According to research conducted by UFI, the Global Association of the Exhibition Industry, more than half of the exhibition-related companies surveyed in the United States believe recent political events will have a negative impact on upcoming business dealings, and industry officials are urging them to leverage that concern into activism on the matter.
The survey was part of UFI’s twice-yearly barometer of the global exhibition marketplace that taps show organizers around the world for feedback about recent performance and future expectations. For the first time, the survey asked respondents for their take on the effect world politics may have on the industry. The outcome of the U.S. presidential election, the “Brexit” vote in the United Kingdom, and the failed coup in Turkey were included as political examples were. Fifty-four percent of U.S. companies said they expect at least some negative impact, an opinion bested worldwide only by Mexico at a rate of 60 percent.
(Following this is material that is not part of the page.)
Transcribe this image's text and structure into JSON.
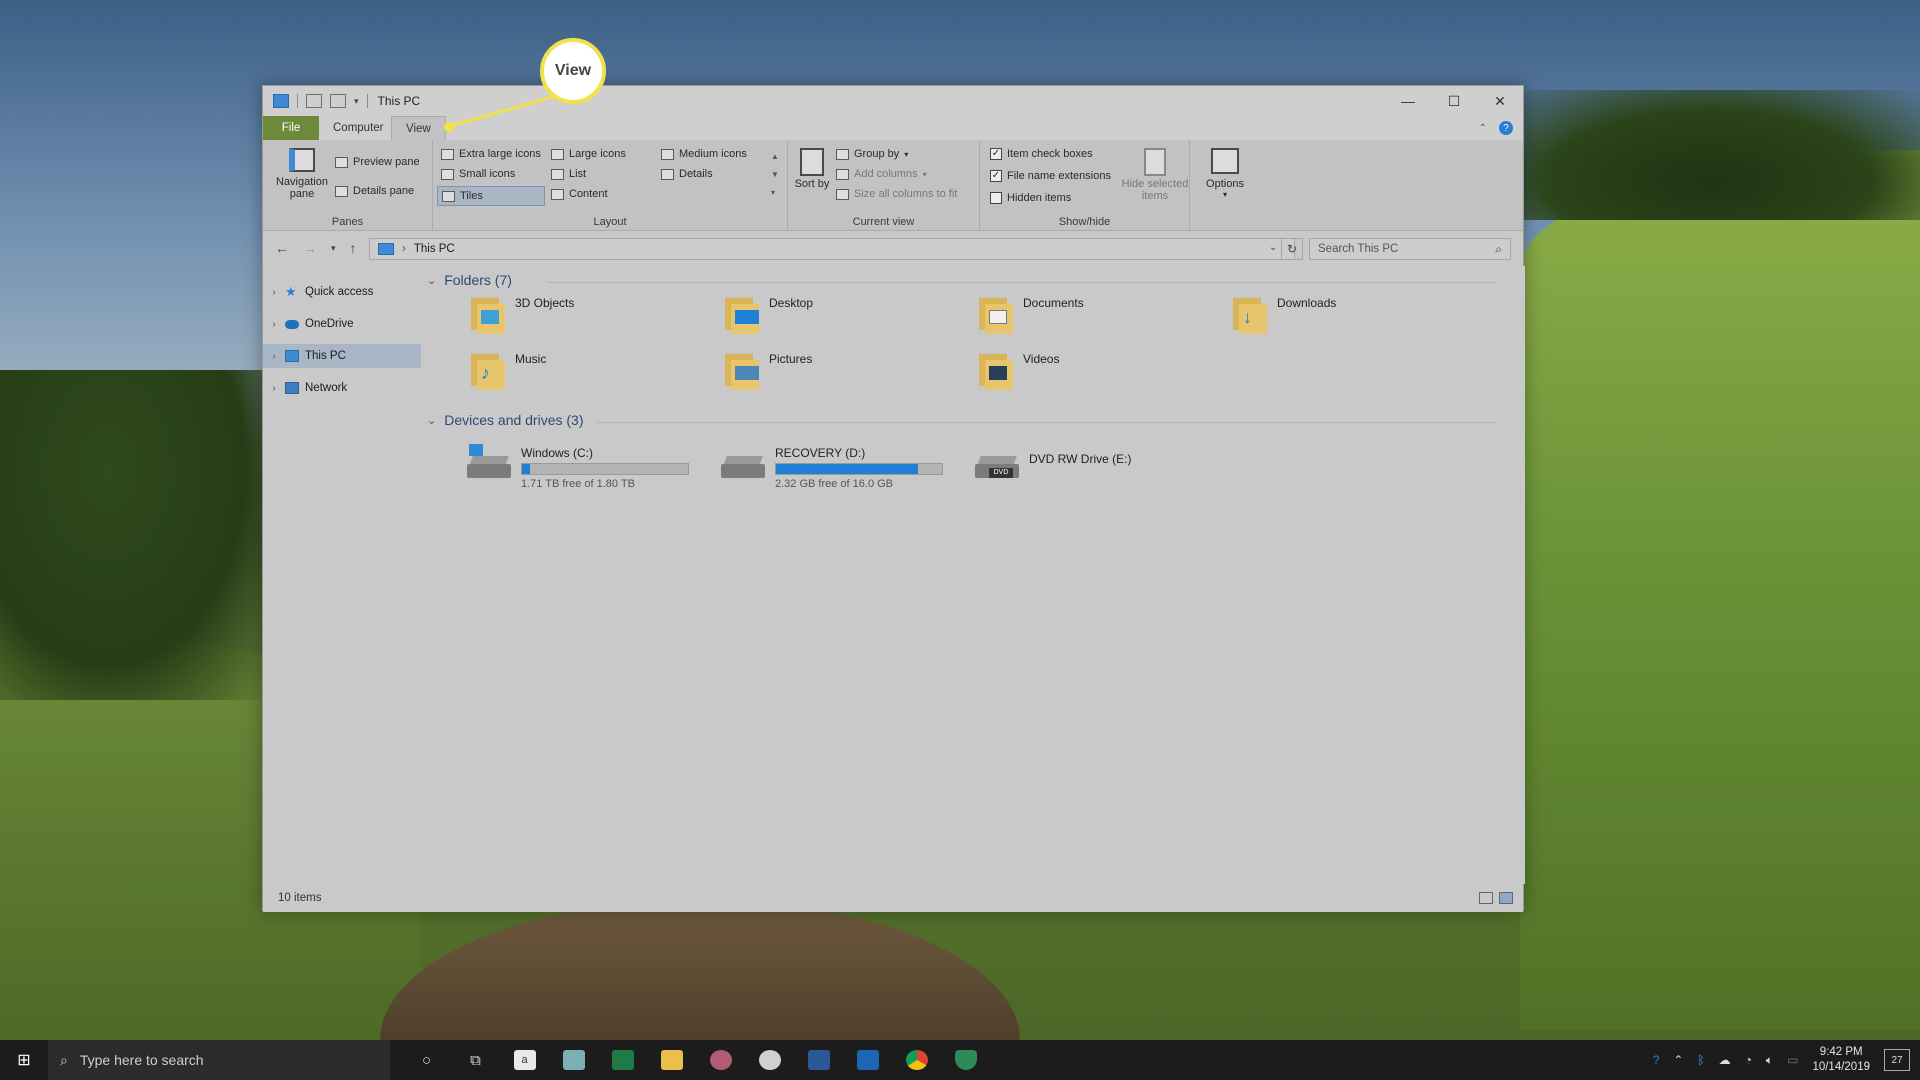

Citing those results in a press release, UFI officials took a stand on the U.S.’s recent politics, particularly regarding efforts by the Trump administration to ban visitors from certain regions of the world, and it urged those concerned to begin preparing to make a strong statement in June when the industry celebrates its second Global Exhibitions Day. “International exhibitions rely on the free exchange of goods and ideas, and on business people from all around the world having access to these unique marketplaces,” said Dr. Andreas Gruchow, UFI president. “Most leading exhibition markets aim to become ever more international to serve these needs, and to grow as businesses. As countless impact studies show, this growth hugely benefits local, regional, and national economies, who benefit from the direct business that exhibitors and attendees bring to town. Exhibitions are not only good businesses – they are also an enormous catalyst for economic growth.”
Dr. Gruchow continues: “As the Global Association of the Exhibition Industry, UFI is always promoting free exchange of ideas and travel for mutual benefit. As an industry, we are representing billions of USD in direct and indirect economic investments. We call upon associations and businesses in our industry to also make their voices heard on this matter, and we stand ready to support them through activities like ‘Global Exhibitions Day’ on June 7.”
Global Exhibitions Day takes place on the same day of and is modeled after a U.S. initiative by a group calling themselves Exhibitions Mean Business. Organizers mobilized industry professionals nationwide to convene in Washington, D.C., for an Exhibitions Day in order to raise awareness among legislators about the importance of the meeting and event industry.
UFI’s response to Trump’s travel ban echoes similar statements released by a host of exhibition organizations and travel professionals.